“Volevamo accoglierli da vivi e non da morti”

I lampedusani si stringono attorno alle vittime e ai sopravvissuti. “Preghiamo per loro” è la frase che risuona in tutta l’isola. Intanto due pescatori hanno ritrovato il barcone a cala Galera con almeno altri cento cadaveri
Soccorritori aiutano i naufraghi a Lampedusa

Hanno seguito la scia del gasolio, andando contromano verso cala Galera. Ed ecco che il macabro relitto si è presentato davanti alla poppa del motopesca Graziella in tutto il suo orrore: dentro il barcone ancora decine di cadaveri. La tragedia non lambisce queste coste, continua ad impregnarle di sangue e di sofferenza. Queste istantanee di morte e di disperata sopravvivenza i pescatori ce le hanno impresse nel cuore e negli occhi. Domenico ieri non riusciva a dimenticare quelle braccia alzate che venivano coperte dalle onde e non riuscivano neppure a raggiungere la sua barca. Braccia alzate che sprofondavano negli abissi, le une accanto alle altre.

Intanto sul molo ci si ripete instancabilmente: “Volevamo accogliervi da vivi e non da morti”. Al dolore che come un macigno schiaccia gli animi degli isolani si aggiunge la rabbia per le interviste e le passerelle dei politici. Mentre un elicottero sorvola l'area e altri pescherecci si sono mobilitati per il recupero dei corpi, i riflettori sono tutti puntati sulla scena della tragedia con attori che interpretano le parti istituzionali e non, ma qui tutti conoscono a memoria il copione. Chiuso il tendone, spente le luci, quelle barche continueranno ad arrivare e a sbarcare disperazione senza futuro e senza risposte. Il sindaco di Lampedusa, Giusi Nicolini, non ha lasciato mai l’ingresso del porto se non a sera tarda. Guarda quei sacchi di morte e intanto organizza il rifugio per la notte: il capannone azzurro vicino all’aeroporto, deposito degli attrezzi, dove ora giacciono corpi senza nome in attesa di bare e carri funebri che arriveranno da altre città siciliane.

Oggi Lampedusa è ferma, immobile, impietrita dal dolore. Chiuse le scuole, le banche, anche qualche esercizio commerciale: ci si prepara alla fiaccolata delle 18 e alla messa delle 19 che dovrebbe tenersi davanti al piazzale della chiesa, lo stesso che aveva visto, qualche settimana fa, papa Bergoglio salutare con calore i tanti lampedusani nativi e immigrati. Sull'isola è arrivato anche il vescovo di agrigento, mons. Francesco Montenegro.

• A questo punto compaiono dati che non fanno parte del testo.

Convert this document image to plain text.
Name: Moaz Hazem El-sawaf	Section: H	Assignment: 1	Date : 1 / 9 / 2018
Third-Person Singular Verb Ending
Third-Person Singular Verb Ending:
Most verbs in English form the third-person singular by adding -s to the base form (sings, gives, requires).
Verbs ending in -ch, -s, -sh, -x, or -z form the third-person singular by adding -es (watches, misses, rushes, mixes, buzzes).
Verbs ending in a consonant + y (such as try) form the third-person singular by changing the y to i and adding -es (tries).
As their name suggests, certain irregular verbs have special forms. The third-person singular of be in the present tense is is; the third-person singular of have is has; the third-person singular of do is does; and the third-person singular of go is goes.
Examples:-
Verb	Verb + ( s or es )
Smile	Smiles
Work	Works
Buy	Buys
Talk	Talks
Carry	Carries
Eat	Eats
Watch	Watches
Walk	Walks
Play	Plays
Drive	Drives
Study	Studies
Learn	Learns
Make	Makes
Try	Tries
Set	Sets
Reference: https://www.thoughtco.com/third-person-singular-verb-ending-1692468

“Preghiamo, preghiamo per loro” è la litania che si sente ripetere da tutti, credenti e non, nella consapevolezza dell’impotenza umana e della potenza di Dio, che solo può impedire queste tragedie.

“Un'isola piena di dolore che porta il peso dell'indifferenza del mondo” scrive qualcuno con tantissimi like accanto. “Tristezza e allo stesso tempo tanta rabbia nei confronti delle istituzioni internazionali che continuano a essere complici di queste tragedie che vedono la morte in mare di questi nostri fratelli sfortunati” è uno degli sfoghi ricorrenti.

“E’ il cuore dell'umanità che naufraga. Dio vi perdoni e assolva il vostro delitto” è lo stato sui Social network di chi pensa agli scafisti e alle loro responsabilità. I politici sono citati a più riprese: “Lampedusa ancora una volta, piange queste morti evitabili. Nessun politico venga ora a rammaricarsi… È vergognoso e inaccettabile!”; “Non bastano parole di solidarietà x fermare tutto questo, occorrono dei provvedimenti affinché degli innocenti non perdano la vita”. Una domanda crudele sovrasta tutte le conversazioni: “la continua tragedia del Mediterraneo è così diversa da Auschwitz?” è il post tragico di ieri notte. Mentre qualcuno sceglie di tornare sull’isola proprio per essere vicino a “sindaco e paesani”. Infine c’è la riconoscenza per chi in queste ore frenetiche non si è risparmiato: “onore ai miei colleghi che stanno lavorando, sacrificandosi senza sosta per strappare dal mare un'ultima speranza di vita”.